Chaque année, pendant quatre jours, Las Vegas vit au rythme du CES, le Consumer Electronics Show, qui est la plus grande convention mondiale dédiée aux nouvelles technologies. Pour la deuxième année consécutive, la Région Grand Est y a accompagné une délégation de start-up champardennaises, lorraines et alsaciennes. Visite guidée de l’édition 2019 qui s’est déroulée du 7 au 11 janvier.

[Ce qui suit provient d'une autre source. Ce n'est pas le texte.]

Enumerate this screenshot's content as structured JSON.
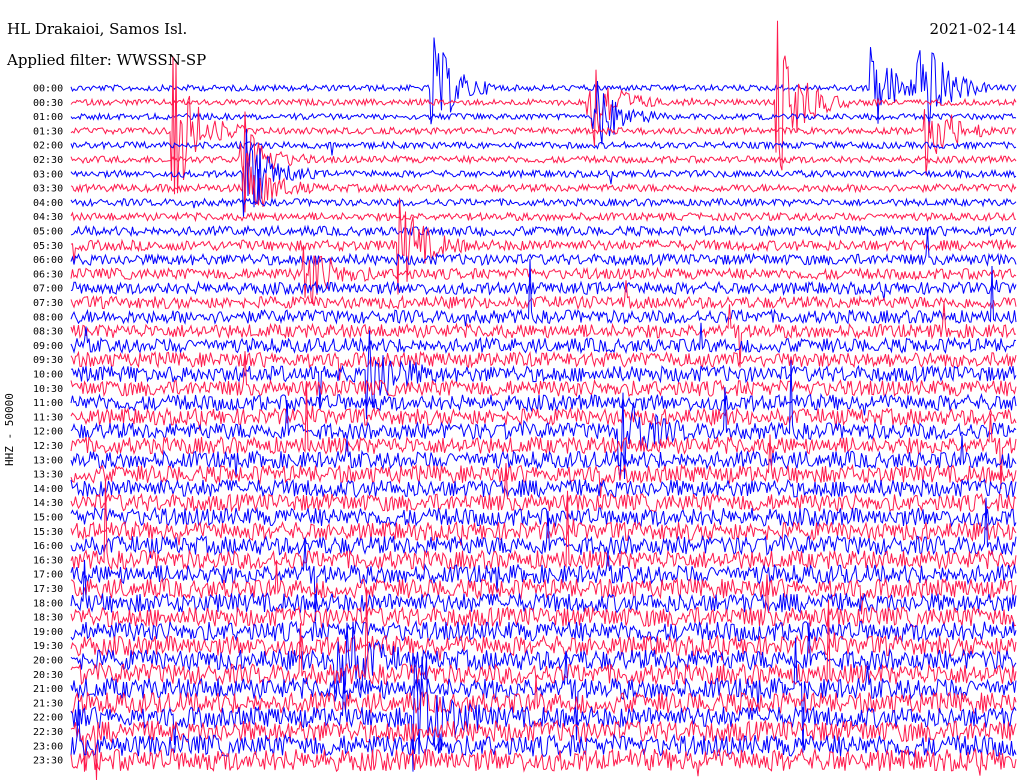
{
  "header": {
    "station": "HL Drakaioi, Samos Isl.",
    "filter": "Applied filter: WWSSN-SP",
    "date": "2021-02-14",
    "channel_label": "HHZ - 50000"
  },
  "colors": {
    "trace_even": "#0000ff",
    "trace_odd": "#ff1a4d",
    "text": "#000000",
    "background": "#ffffff"
  },
  "chart_data": {
    "type": "line",
    "title": "HL Drakaioi, Samos Isl.",
    "subtitle": "Applied filter: WWSSN-SP",
    "ylabel": "HHZ - 50000",
    "xlabel": "",
    "row_labels": [
      "00:00",
      "00:30",
      "01:00",
      "01:30",
      "02:00",
      "02:30",
      "03:00",
      "03:30",
      "04:00",
      "04:30",
      "05:00",
      "05:30",
      "06:00",
      "06:30",
      "07:00",
      "07:30",
      "08:00",
      "08:30",
      "09:00",
      "09:30",
      "10:00",
      "10:30",
      "11:00",
      "11:30",
      "12:00",
      "12:30",
      "13:00",
      "13:30",
      "14:00",
      "14:30",
      "15:00",
      "15:30",
      "16:00",
      "16:30",
      "17:00",
      "17:30",
      "18:00",
      "18:30",
      "19:00",
      "19:30",
      "20:00",
      "20:30",
      "21:00",
      "21:30",
      "22:00",
      "22:30",
      "23:00",
      "23:30"
    ],
    "row_minutes": 30,
    "noise_level": [
      0.15,
      0.15,
      0.15,
      0.2,
      0.2,
      0.22,
      0.22,
      0.3,
      0.25,
      0.3,
      0.45,
      0.55,
      0.6,
      0.6,
      0.7,
      0.7,
      0.8,
      0.85,
      0.9,
      0.95,
      1.05,
      1.05,
      1.05,
      1.1,
      1.1,
      1.15,
      1.15,
      1.2,
      1.2,
      1.2,
      1.25,
      1.25,
      1.3,
      1.3,
      1.3,
      1.35,
      1.35,
      1.4,
      1.4,
      1.4,
      1.45,
      1.45,
      1.5,
      1.5,
      1.5,
      1.55,
      1.55,
      1.6
    ],
    "events_minutes_into_row": [
      {
        "row": 0,
        "minute": 11.5,
        "amplitude": 6
      },
      {
        "row": 0,
        "minute": 27,
        "amplitude": 7
      },
      {
        "row": 0,
        "minute": 25.5,
        "amplitude": 5
      },
      {
        "row": 1,
        "minute": 16.5,
        "amplitude": 6
      },
      {
        "row": 1,
        "minute": 22.5,
        "amplitude": 9
      },
      {
        "row": 2,
        "minute": 16.7,
        "amplitude": 4
      },
      {
        "row": 3,
        "minute": 27.2,
        "amplitude": 5
      },
      {
        "row": 3,
        "minute": 3.3,
        "amplitude": 8
      },
      {
        "row": 5,
        "minute": 5.5,
        "amplitude": 4
      },
      {
        "row": 6,
        "minute": 5.6,
        "amplitude": 5
      },
      {
        "row": 7,
        "minute": 5.6,
        "amplitude": 4
      },
      {
        "row": 11,
        "minute": 10.5,
        "amplitude": 5
      },
      {
        "row": 13,
        "minute": 7.5,
        "amplitude": 4
      },
      {
        "row": 20,
        "minute": 9.5,
        "amplitude": 5
      },
      {
        "row": 24,
        "minute": 17.5,
        "amplitude": 5
      },
      {
        "row": 40,
        "minute": 8.5,
        "amplitude": 7
      },
      {
        "row": 44,
        "minute": 11.0,
        "amplitude": 9
      }
    ],
    "grid": false,
    "legend": "none"
  }
}
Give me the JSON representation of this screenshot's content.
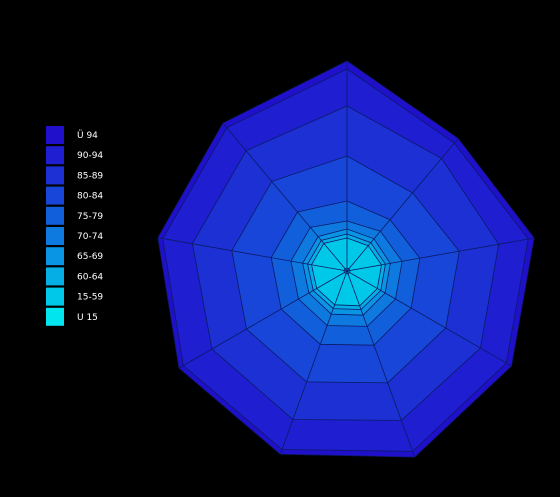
{
  "chart_data": {
    "type": "area",
    "subtype": "stacked-radar",
    "title": "",
    "axes_count": 9,
    "series": [
      {
        "name": "U 15",
        "color": "#00e5ee",
        "values": [
          3,
          3,
          3,
          3,
          3,
          3,
          3,
          3,
          3
        ]
      },
      {
        "name": "15-59",
        "color": "#00c8e8",
        "values": [
          30,
          30,
          32,
          32,
          34,
          33,
          32,
          33,
          33
        ]
      },
      {
        "name": "60-64",
        "color": "#06aee6",
        "values": [
          4,
          4,
          4,
          4,
          4,
          4,
          4,
          4,
          4
        ]
      },
      {
        "name": "65-69",
        "color": "#0a94e4",
        "values": [
          5,
          5,
          5,
          5,
          6,
          6,
          5,
          5,
          5
        ]
      },
      {
        "name": "70-74",
        "color": "#0e7ae0",
        "values": [
          8,
          10,
          12,
          12,
          12,
          12,
          12,
          12,
          12
        ]
      },
      {
        "name": "75-79",
        "color": "#125fdc",
        "values": [
          20,
          15,
          18,
          18,
          20,
          20,
          20,
          20,
          20
        ]
      },
      {
        "name": "80-84",
        "color": "#1846d8",
        "values": [
          45,
          35,
          40,
          40,
          40,
          40,
          40,
          40,
          40
        ]
      },
      {
        "name": "85-89",
        "color": "#1c30d4",
        "values": [
          50,
          45,
          40,
          40,
          40,
          40,
          40,
          40,
          40
        ]
      },
      {
        "name": "90-94",
        "color": "#1f1ed0",
        "values": [
          37,
          20,
          30,
          30,
          33,
          32,
          33,
          30,
          30
        ]
      },
      {
        "name": "Ü 94",
        "color": "#2010cc",
        "values": [
          8,
          6,
          6,
          6,
          6,
          5,
          5,
          5,
          6
        ]
      }
    ]
  }
}
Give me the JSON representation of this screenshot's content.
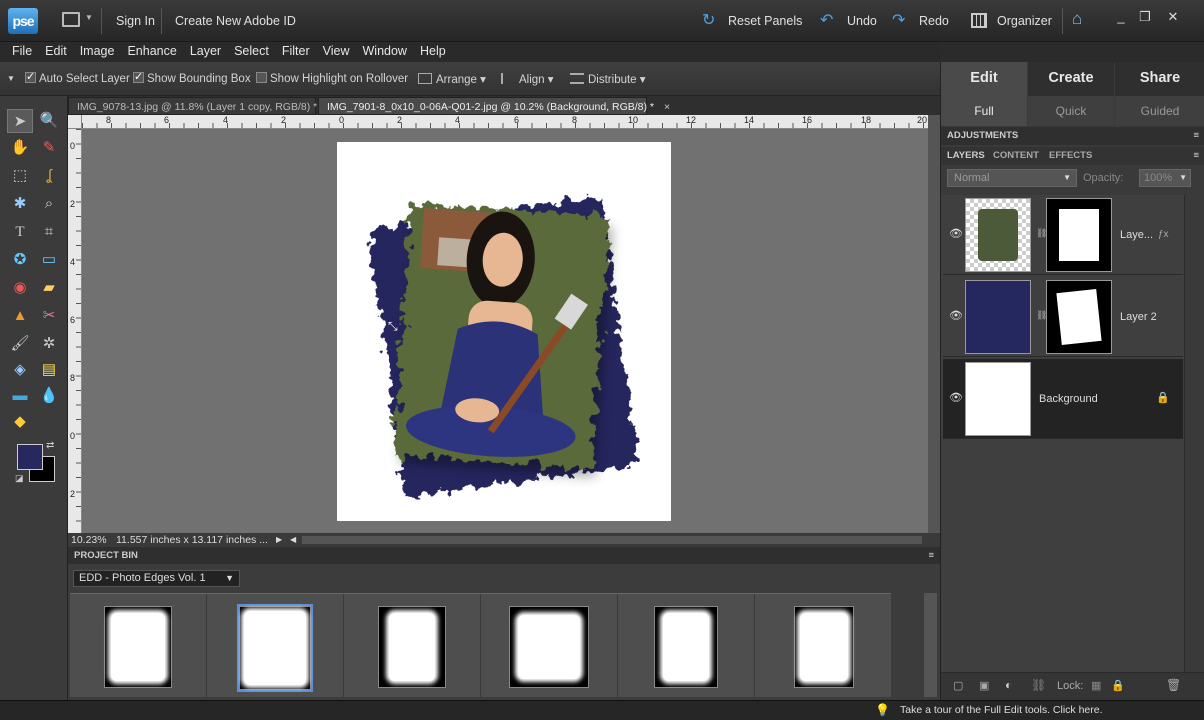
{
  "app": {
    "logo": "pse",
    "sign_in": "Sign In",
    "create_id": "Create New Adobe ID",
    "reset_panels": "Reset Panels",
    "undo": "Undo",
    "redo": "Redo",
    "organizer": "Organizer"
  },
  "menu": [
    "File",
    "Edit",
    "Image",
    "Enhance",
    "Layer",
    "Select",
    "Filter",
    "View",
    "Window",
    "Help"
  ],
  "options": {
    "auto_select": "Auto Select Layer",
    "bounding_box": "Show Bounding Box",
    "highlight": "Show Highlight on Rollover",
    "arrange": "Arrange",
    "align": "Align",
    "distribute": "Distribute"
  },
  "tabs": [
    {
      "label": "IMG_9078-13.jpg @ 11.8% (Layer 1 copy, RGB/8) *",
      "close": "×"
    },
    {
      "label": "IMG_7901-8_0x10_0-06A-Q01-2.jpg @ 10.2% (Background, RGB/8) *",
      "close": "×"
    }
  ],
  "ruler_top": [
    "8",
    "6",
    "4",
    "2",
    "0",
    "2",
    "4",
    "6",
    "8",
    "10",
    "12",
    "14",
    "16",
    "18",
    "20"
  ],
  "ruler_left": [
    "0",
    "2",
    "4",
    "6",
    "8",
    "0",
    "2"
  ],
  "status": {
    "zoom": "10.23%",
    "size": "11.557 inches x 13.117 inches ..."
  },
  "bin": {
    "header": "PROJECT BIN",
    "selected": "EDD - Photo Edges Vol. 1"
  },
  "right_panel": {
    "modes": [
      "Edit",
      "Create",
      "Share"
    ],
    "sub_modes": [
      "Full",
      "Quick",
      "Guided"
    ],
    "adjustments": "ADJUSTMENTS",
    "panel_tabs": [
      "LAYERS",
      "CONTENT",
      "EFFECTS"
    ],
    "blend_mode": "Normal",
    "opacity_label": "Opacity:",
    "opacity_value": "100%",
    "layers": [
      "Laye...",
      "Layer 2",
      "Background"
    ],
    "lock_label": "Lock:"
  },
  "tip": "Take a tour of the Full Edit tools. Click here.",
  "colors": {
    "foreground": "#27295e",
    "background": "#000000",
    "navy_fill": "#25275f"
  }
}
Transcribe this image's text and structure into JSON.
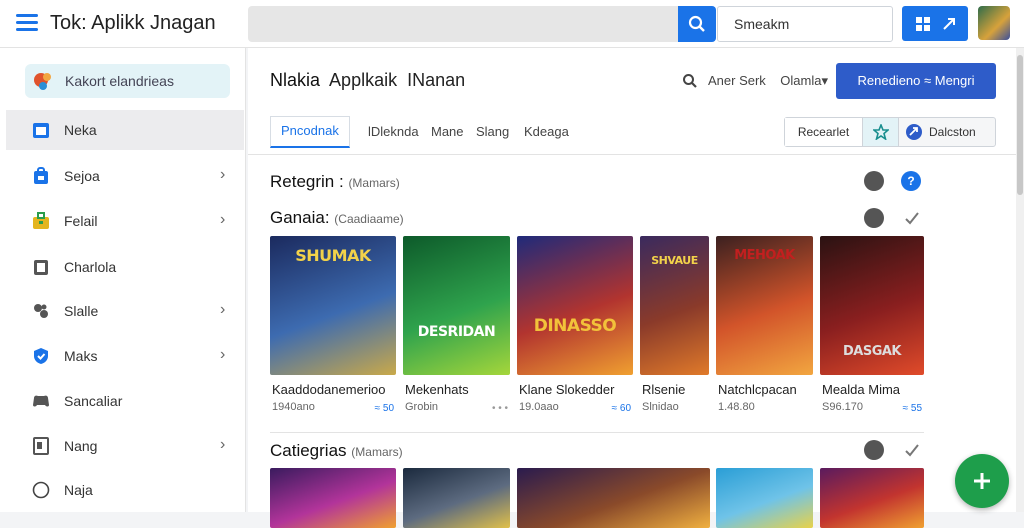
{
  "app": {
    "title": "Tok: Aplikk Jnagan",
    "search_input_value": "Smeakm"
  },
  "sidebar": {
    "first_item": "Kakort elandrieas",
    "items": [
      {
        "label": "Neka",
        "chevron": ""
      },
      {
        "label": "Sejoa",
        "chevron": "›"
      },
      {
        "label": "Felail",
        "chevron": "›"
      },
      {
        "label": "Charlola",
        "chevron": ""
      },
      {
        "label": "Slalle",
        "chevron": "›"
      },
      {
        "label": "Maks",
        "chevron": "›"
      },
      {
        "label": "Sancaliar",
        "chevron": ""
      },
      {
        "label": "Nang",
        "chevron": "›"
      },
      {
        "label": "Naja",
        "chevron": ""
      }
    ]
  },
  "header": {
    "title_part1": "Nlakia",
    "title_part2": "Applkaik",
    "title_part3": "INanan",
    "link1": "Aner Serk",
    "link2": "Olamla▾",
    "primary_button": "Renedieno ≈ Mengri"
  },
  "tabs": [
    {
      "label": "Pncodnak",
      "active": true
    },
    {
      "label": "lDleknda"
    },
    {
      "label": "Mane"
    },
    {
      "label": "Slang"
    },
    {
      "label": "Kdeaga"
    }
  ],
  "segment": {
    "left_label": "Recearlet",
    "right_label": "Dalcston"
  },
  "sections": {
    "section1_title": "Retegrin :",
    "section1_sub": "(Mamars)",
    "section2_title": "Ganaia:",
    "section2_sub": "(Caadiaame)",
    "section3_title": "Catiegrias",
    "section3_sub": "(Mamars)"
  },
  "games": [
    {
      "name": "Kaaddodanemerioo",
      "meta": "1940ano",
      "tag": "≈ 50",
      "art": "SHUMAK",
      "colors": [
        "#1b2a5e",
        "#3d6bb0",
        "#c9a94a"
      ]
    },
    {
      "name": "Mekenhats",
      "meta": "Grobin",
      "tag": "• • •",
      "art": "DESRIDAN",
      "colors": [
        "#0d5a2a",
        "#2fa34d",
        "#a5d63b"
      ]
    },
    {
      "name": "Klane Slokedder",
      "meta": "19.0aao",
      "tag": "≈ 60",
      "art": "DINASSO",
      "colors": [
        "#1f2a7a",
        "#b2342f",
        "#f0a030"
      ]
    },
    {
      "name": "Rlsenie",
      "meta": "Slnidao",
      "tag": "",
      "art": "SHVAUE",
      "colors": [
        "#3a2a5e",
        "#8a3a2a",
        "#e07a2a"
      ]
    },
    {
      "name": "Natchlcpacan",
      "meta": "1.48.80",
      "tag": "",
      "art": "MEHOAK",
      "colors": [
        "#3b2020",
        "#d2542a",
        "#f2a640"
      ]
    },
    {
      "name": "Mealda Mima",
      "meta": "S96.170",
      "tag": "≈ 55",
      "art": "DASGAK",
      "colors": [
        "#2a1212",
        "#8a1f1f",
        "#e04b2a"
      ]
    }
  ],
  "colors": {
    "accent": "#1a73e8",
    "primary_button": "#2e5cc9",
    "fab": "#1e9e4b"
  }
}
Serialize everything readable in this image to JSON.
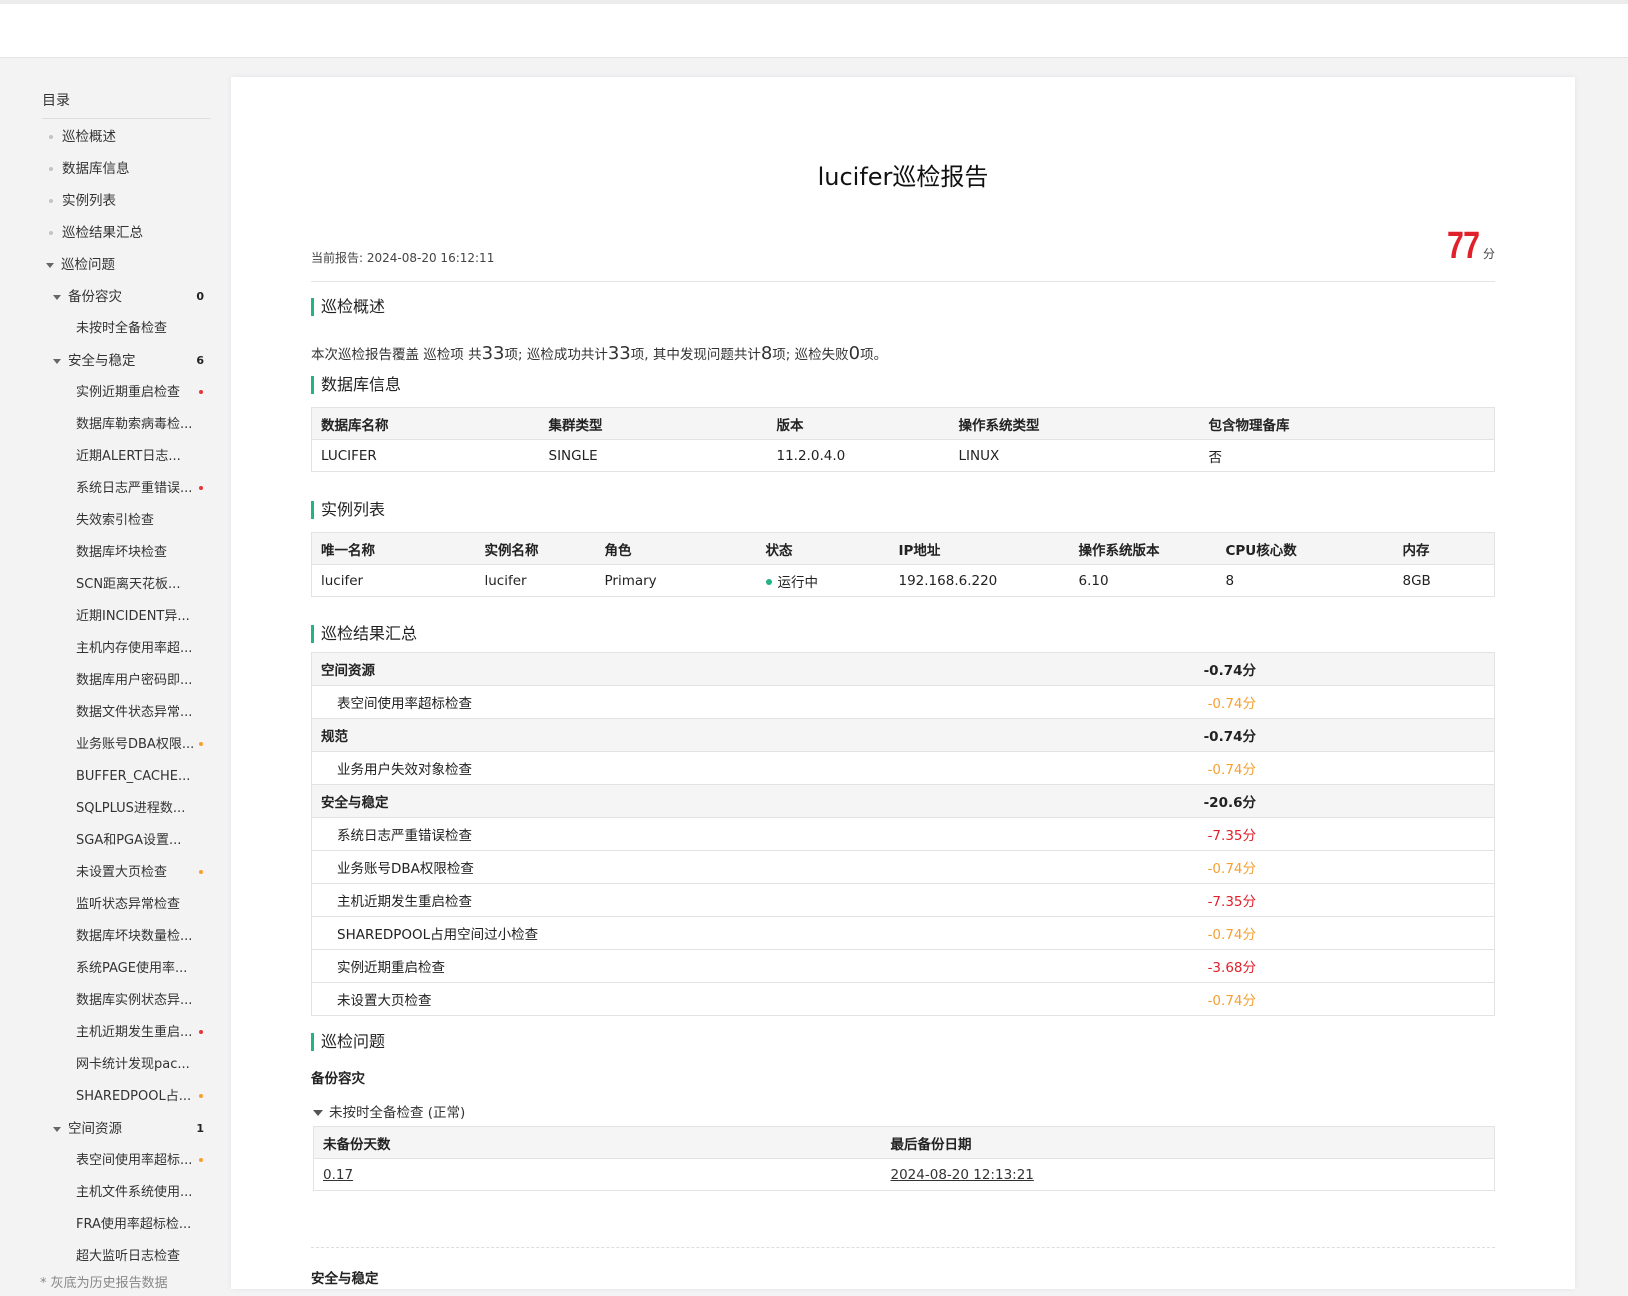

Pour appréhender la dimension du CES à l’échelle mondiale, il faut prendre la mesure de l’environnement de cette ville pas comme les autres. Où ailleurs que dans cette ville, construite de toute pièces au milieu du désert pouvait-on imaginer tenir un salon de l’innovation technologique ? Une cité où le temps semble tourner au rythme de ces complexes hôteliers parmi les plus grands du monde avec plusieurs milliers de chambres, des galeries commerçantes aux dizaines de boutiques de luxe, des restaurants ouverts à toute heure et bien entendu les célèbres casinos, avec machines à sous, roulettes et autres jeux de cartes. C’est dans ce décor constellé de néons que, plantée au beau milieu du désert du Nevada depuis sa création de toutes pièces il y a un peu plus d’un siècle, La Capitale mondiale du divertissement est aussi reconnue pour son CES.

Et c’est dans les interminables allées des salons et les sous-sols du Venetian, l’un des plus prestigieux hôtel de Las Vegas, que se retrouvent les start-up et entreprises innovantes du monde entier. Près de 4 400 entreprises venues de plus de 150 pays se pressent pour participer chaque année au Consumer Electronic Show avec 185 000 visiteurs à la clé. C’est en quelque sorte un grand forum – au sens étymologique du terme – où se pressent tous les acteurs des nouvelles technologies qui pèsent ou qui veulent compter. Ici, sous le soleil du Nevada sont présentées en avant-première, les plus grandes innovations technologiques qui ont bouleversé notre quotidien. Ainsi, en 52 ans d’existence, le salon a vu naître des technologies devenues courantes, à l’image du camescope, de la tablette tactile, du CD, du DVD et du Blu-Ray.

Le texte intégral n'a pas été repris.